Pneumatic vs battery — which is faster?
Pneumatic is marginally faster in sustained continuous operation (no battery swap needed), but battery cordless wins on mobility. For workshop production with compressor already running, pneumatic. For fleet maintenance and field work where mobility matters, battery. Modern Li-Ion battery guns (Macnaught PG450, Lubemate 18V) hit 10,000+ psi continuously with programmable shot counts — they've closed the speed gap with pneumatic.

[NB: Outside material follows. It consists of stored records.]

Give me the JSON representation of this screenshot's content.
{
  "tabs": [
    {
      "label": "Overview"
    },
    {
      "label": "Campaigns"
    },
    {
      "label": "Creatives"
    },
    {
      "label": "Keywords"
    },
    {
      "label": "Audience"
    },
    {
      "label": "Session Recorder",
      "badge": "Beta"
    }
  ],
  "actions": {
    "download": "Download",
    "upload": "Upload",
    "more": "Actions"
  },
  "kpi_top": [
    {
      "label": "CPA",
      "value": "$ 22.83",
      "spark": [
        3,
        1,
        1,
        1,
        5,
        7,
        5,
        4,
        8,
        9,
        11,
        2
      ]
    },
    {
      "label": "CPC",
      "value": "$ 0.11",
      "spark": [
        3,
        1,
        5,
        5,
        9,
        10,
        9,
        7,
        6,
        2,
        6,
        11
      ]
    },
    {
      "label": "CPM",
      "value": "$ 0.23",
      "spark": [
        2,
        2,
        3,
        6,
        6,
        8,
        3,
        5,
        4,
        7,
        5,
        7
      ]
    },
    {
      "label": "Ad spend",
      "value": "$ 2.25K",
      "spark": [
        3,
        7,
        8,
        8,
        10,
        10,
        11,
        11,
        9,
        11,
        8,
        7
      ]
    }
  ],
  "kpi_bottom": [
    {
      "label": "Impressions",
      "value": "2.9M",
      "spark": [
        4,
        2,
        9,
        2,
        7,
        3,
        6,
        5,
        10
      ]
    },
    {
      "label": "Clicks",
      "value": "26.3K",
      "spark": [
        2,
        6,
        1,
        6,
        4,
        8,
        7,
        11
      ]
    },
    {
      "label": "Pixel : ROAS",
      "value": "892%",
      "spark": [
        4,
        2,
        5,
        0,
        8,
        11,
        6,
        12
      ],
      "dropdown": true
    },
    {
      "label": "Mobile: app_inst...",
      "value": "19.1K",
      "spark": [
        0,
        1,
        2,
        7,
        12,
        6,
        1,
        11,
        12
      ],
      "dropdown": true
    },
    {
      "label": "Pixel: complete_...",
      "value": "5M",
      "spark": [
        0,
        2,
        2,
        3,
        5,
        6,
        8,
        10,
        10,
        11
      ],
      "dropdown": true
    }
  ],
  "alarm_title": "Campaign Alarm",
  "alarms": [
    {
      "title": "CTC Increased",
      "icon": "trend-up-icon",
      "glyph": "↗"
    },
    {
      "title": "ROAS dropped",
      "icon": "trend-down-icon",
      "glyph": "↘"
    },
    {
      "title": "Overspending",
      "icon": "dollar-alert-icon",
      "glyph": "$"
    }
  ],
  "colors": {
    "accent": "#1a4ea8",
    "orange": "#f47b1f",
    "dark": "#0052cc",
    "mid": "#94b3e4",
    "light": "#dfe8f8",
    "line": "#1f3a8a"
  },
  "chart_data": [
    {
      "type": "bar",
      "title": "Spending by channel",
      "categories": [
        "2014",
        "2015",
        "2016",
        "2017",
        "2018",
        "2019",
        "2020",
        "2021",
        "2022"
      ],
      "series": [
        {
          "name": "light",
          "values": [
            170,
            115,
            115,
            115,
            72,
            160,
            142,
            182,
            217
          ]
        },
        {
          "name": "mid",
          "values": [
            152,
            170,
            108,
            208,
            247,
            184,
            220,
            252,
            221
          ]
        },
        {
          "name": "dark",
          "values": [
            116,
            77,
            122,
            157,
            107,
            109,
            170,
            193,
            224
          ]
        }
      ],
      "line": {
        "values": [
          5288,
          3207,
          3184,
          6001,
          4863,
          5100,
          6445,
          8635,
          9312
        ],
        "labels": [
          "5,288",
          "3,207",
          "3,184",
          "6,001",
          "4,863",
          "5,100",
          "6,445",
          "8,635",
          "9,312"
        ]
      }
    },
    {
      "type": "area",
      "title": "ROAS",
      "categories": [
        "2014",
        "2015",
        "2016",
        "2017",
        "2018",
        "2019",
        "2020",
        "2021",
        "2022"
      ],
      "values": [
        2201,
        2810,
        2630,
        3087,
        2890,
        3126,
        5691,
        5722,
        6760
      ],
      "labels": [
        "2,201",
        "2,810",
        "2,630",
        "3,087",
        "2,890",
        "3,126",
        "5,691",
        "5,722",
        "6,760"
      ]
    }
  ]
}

Can I use any grease in any grease gun?
Almost always yes — but check compatibility before switching grease types in the same gun. Different thickeners (lithium, calcium sulfonate complex, polyurea, calcium, aluminium complex) can react if mixed in the cartridge or in the bearing. Worst case: lithium + calcium sulfonate forms a soap that blocks flow. Best practice: clean the gun barrel and pump piston before switching to a different grease type. For most workshop work, sticking with one NLGI 2 lithium-complex grease (the AU standard) avoids compatibility questions entirely.
Why won't my grease gun pump grease?
Five most common causes: (1) Air-lock — use the priming procedure (loosen barrel, push follower, pump 5-10 strokes). (2) Empty cartridge — check the follower rod position. (3) Damaged cartridge seal — replace cartridge. (4) Worn pump piston seals — check manufacturer parts list for seal kits. (5) Crusted grease nipple on the equipment — the fitting is blocked, not the gun. Spray with penetrating oil and work the fitting loose before blaming the gun.
What's a Flexigun and how is it different?
Flexigun is Macnaught's brand name for their pistol-grip grease guns with a flexible hose at the nozzle end. The flexible hose lets you reach fittings that rigid extensions can't — behind brackets, around motor mounts, in confined ute and tractor service points. Different from a standard pistol-grip gun (which uses a rigid extension) and from a lever-action gun (which has no flex). The Macnaught K29 Flexigun 450g ($150) is the AU workshop standard; the K32 Flexigun 400g ($153) is the 400g cartridge variant.